Horas antes estaba distraído en un bareto guiri. Como toda la clientela iba disfrazada de Halloween consideré que mi aspecto de herrumbre no desentonaba. Estuve bebiendo solo, al menos durante un rato. Una chavala disfrazada de novia de Chucky se me acercó y deslizó el dedo índice de su mano derecha por la mía. Escudriñé su silueta sin despegarme de la barra. Una cadencia leve interrumpida por las protuberancias de mis cicatrices, desde el dedo corazón hasta el pliegue de la muñeca. Retiré la mano como un resorte y dejé a un lado el vaso de tubo para rascarme las cosquillas; bajo su careta se escapó una risilla pícara. En dos minutos estábamos follando frente al espejo del baño, empujándonos el uno contra el otro con ira y violencia. Queríamos rompernos. Ella respiraba con fatiga tras el plástico e hizo un amago, un gesto para quitarse la careta. No lo consentí.
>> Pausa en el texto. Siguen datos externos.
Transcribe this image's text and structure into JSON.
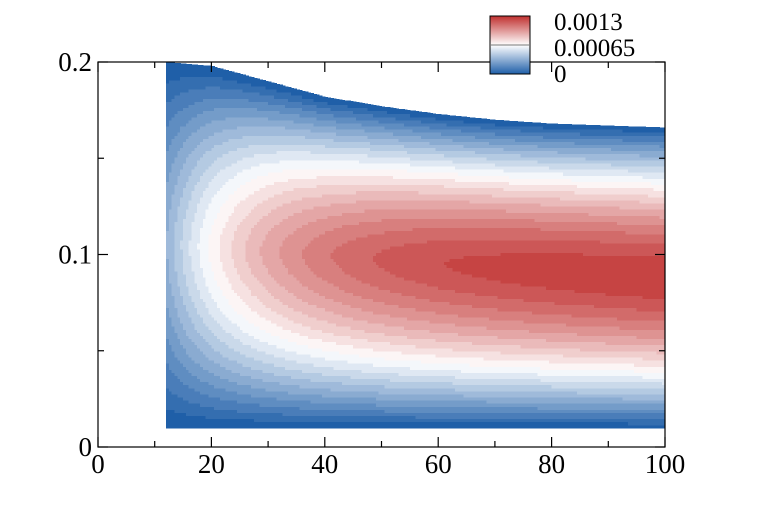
{
  "chart_data": {
    "type": "heatmap",
    "title": "",
    "xlabel": "",
    "ylabel": "",
    "xlim": [
      0,
      100
    ],
    "ylim": [
      0,
      0.2
    ],
    "x_ticks": [
      0,
      20,
      40,
      60,
      80,
      100
    ],
    "x_tick_labels": [
      "0",
      "20",
      "40",
      "60",
      "80",
      "100"
    ],
    "y_ticks": [
      0,
      0.1,
      0.2
    ],
    "y_tick_labels": [
      "0",
      "0.1",
      "0.2"
    ],
    "x_minor_step": 10,
    "y_minor_step": 0.05,
    "domain": {
      "x_start": 12,
      "x_end": 100,
      "y_bottom": 0.01,
      "top_boundary": [
        [
          12,
          0.2
        ],
        [
          20,
          0.198
        ],
        [
          30,
          0.19
        ],
        [
          40,
          0.182
        ],
        [
          50,
          0.177
        ],
        [
          60,
          0.173
        ],
        [
          70,
          0.17
        ],
        [
          80,
          0.168
        ],
        [
          90,
          0.167
        ],
        [
          100,
          0.166
        ]
      ]
    },
    "field_model": {
      "peak_value": 0.0013,
      "center_y_inlet": 0.105,
      "center_y_outlet": 0.088,
      "growth_scale_x": 18
    },
    "colorbar": {
      "min": 0,
      "max": 0.0013,
      "levels": 21,
      "ticks": [
        0.0013,
        0.00065,
        0
      ],
      "tick_labels": [
        "0.0013",
        "0.00065",
        "0"
      ],
      "colors": [
        "#1f5fa8",
        "#ffffff",
        "#c0302f"
      ],
      "placement": "top-right"
    },
    "grid": false
  }
}
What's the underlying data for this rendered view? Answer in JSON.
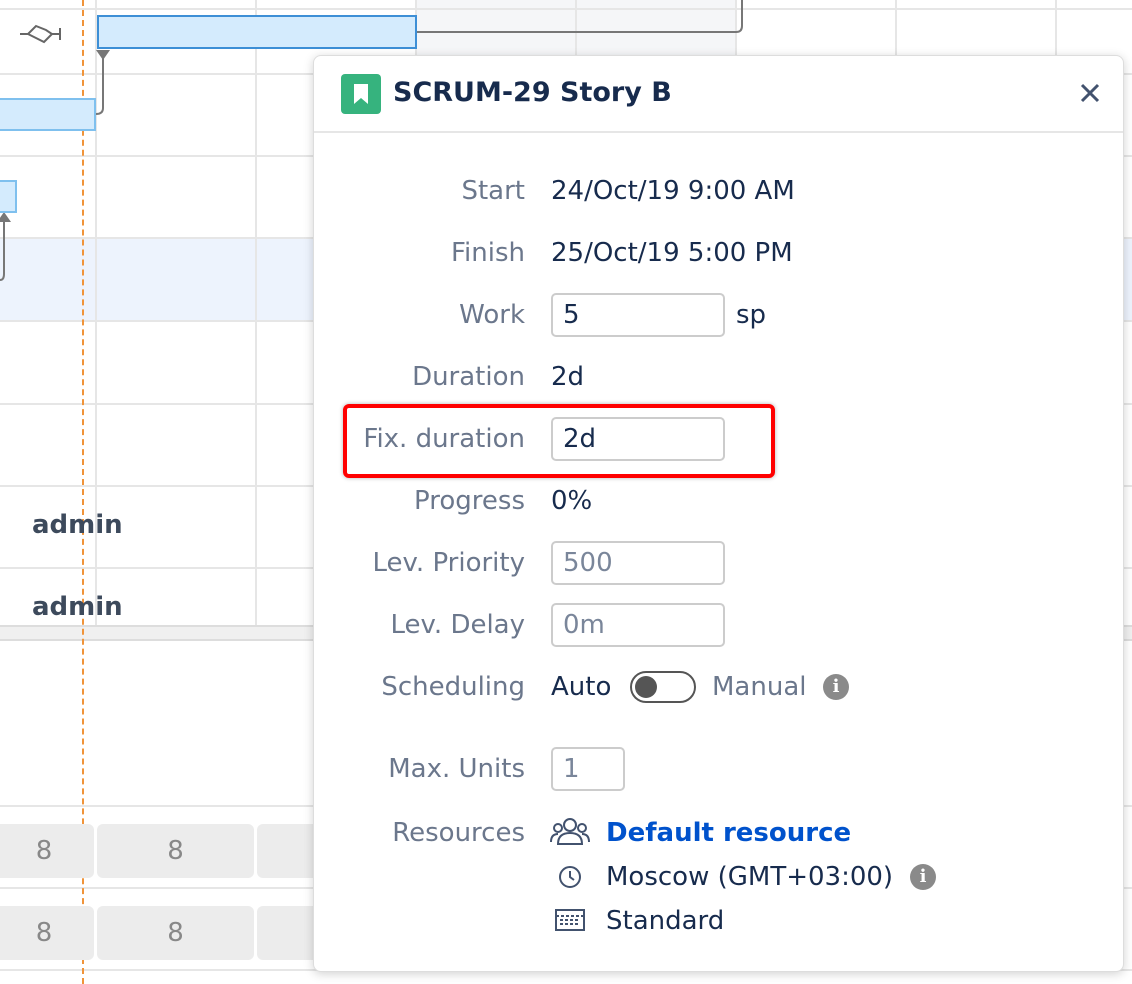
{
  "gantt": {
    "assignees": [
      "admin",
      "admin"
    ],
    "hours": [
      [
        "8",
        "8"
      ],
      [
        "8",
        "8"
      ]
    ]
  },
  "popup": {
    "title": "SCRUM-29 Story B",
    "start": {
      "label": "Start",
      "value": "24/Oct/19 9:00 AM"
    },
    "finish": {
      "label": "Finish",
      "value": "25/Oct/19 5:00 PM"
    },
    "work": {
      "label": "Work",
      "value": "5",
      "unit": "sp"
    },
    "duration": {
      "label": "Duration",
      "value": "2d"
    },
    "fix_duration": {
      "label": "Fix. duration",
      "value": "2d"
    },
    "progress": {
      "label": "Progress",
      "value": "0%"
    },
    "lev_priority": {
      "label": "Lev. Priority",
      "value": "500"
    },
    "lev_delay": {
      "label": "Lev. Delay",
      "value": "0m"
    },
    "scheduling": {
      "label": "Scheduling",
      "auto": "Auto",
      "manual": "Manual"
    },
    "max_units": {
      "label": "Max. Units",
      "value": "1"
    },
    "resources": {
      "label": "Resources",
      "resource": "Default resource",
      "timezone": "Moscow (GMT+03:00)",
      "calendar": "Standard"
    }
  }
}
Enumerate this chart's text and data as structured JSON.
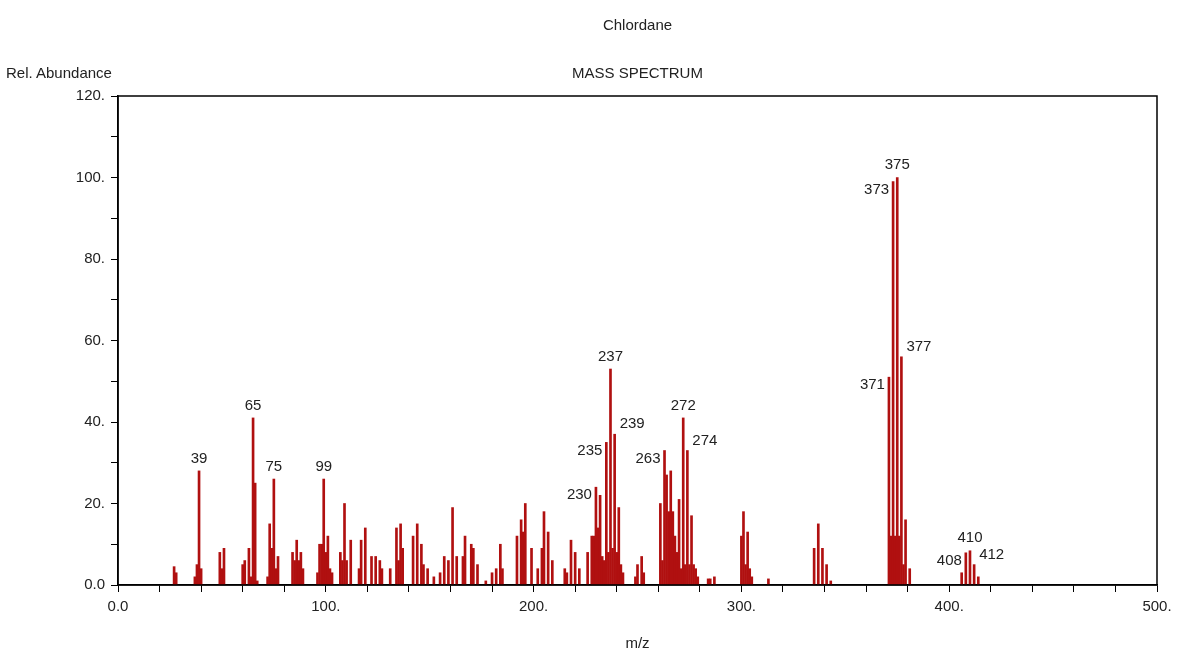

La estampé contra los azulejos, tapándole la boca y permaneció resoplando un par de minutos más, lo que tardé en correrme. Me ardía la piel, me latían las sienes y los músculos de mis piernas se tambaleaban hasta que perdí el equilibrio. Un movimiento sísmico que ya no era consecuencia del sobreesfuerzo, sino del pánico. Y salí pitando.
Esa chica era mi mujer. A las dos y media de la tarde su tren llegó a la estación de Alicante. Cogió un taxi abrazada al bolso que yo le regalé. Se personó en la recepción del estudio y un capullo le facilitó mi dirección más reciente. Le dio las gracias. En media hora estaba frente al conserje de un hostal hablando de mi último ataque y la posterior expulsión vitalicia que supuso, hace exactamente tres días. Ya tenía firmado el parte y no creo que hubiese demandado después del acuerdo económico que le prometí. Ella suspiró, miró el reloj y preguntó por el comedor. Bajó unas escaleras hasta la zona del restaurán y comió con pesadumbre; llamó a su madre, quien había quedado al cargo de Elena, nuestra hija. Solo serán unos días, afirmó. En torno a las seis de la tarde ya había dado con mi paradero, el número de habitación y mi disciplinado horario de juergas. Entregó una fotocopia del DNI y se registró oficialmente en la habitación contigua a la mía. Compró la careta y aquel peto de plástico por el paseo marítimo y preguntó por mí enseñando una de las fotos del cuaderno universitario. Dio las gracias varias veces más.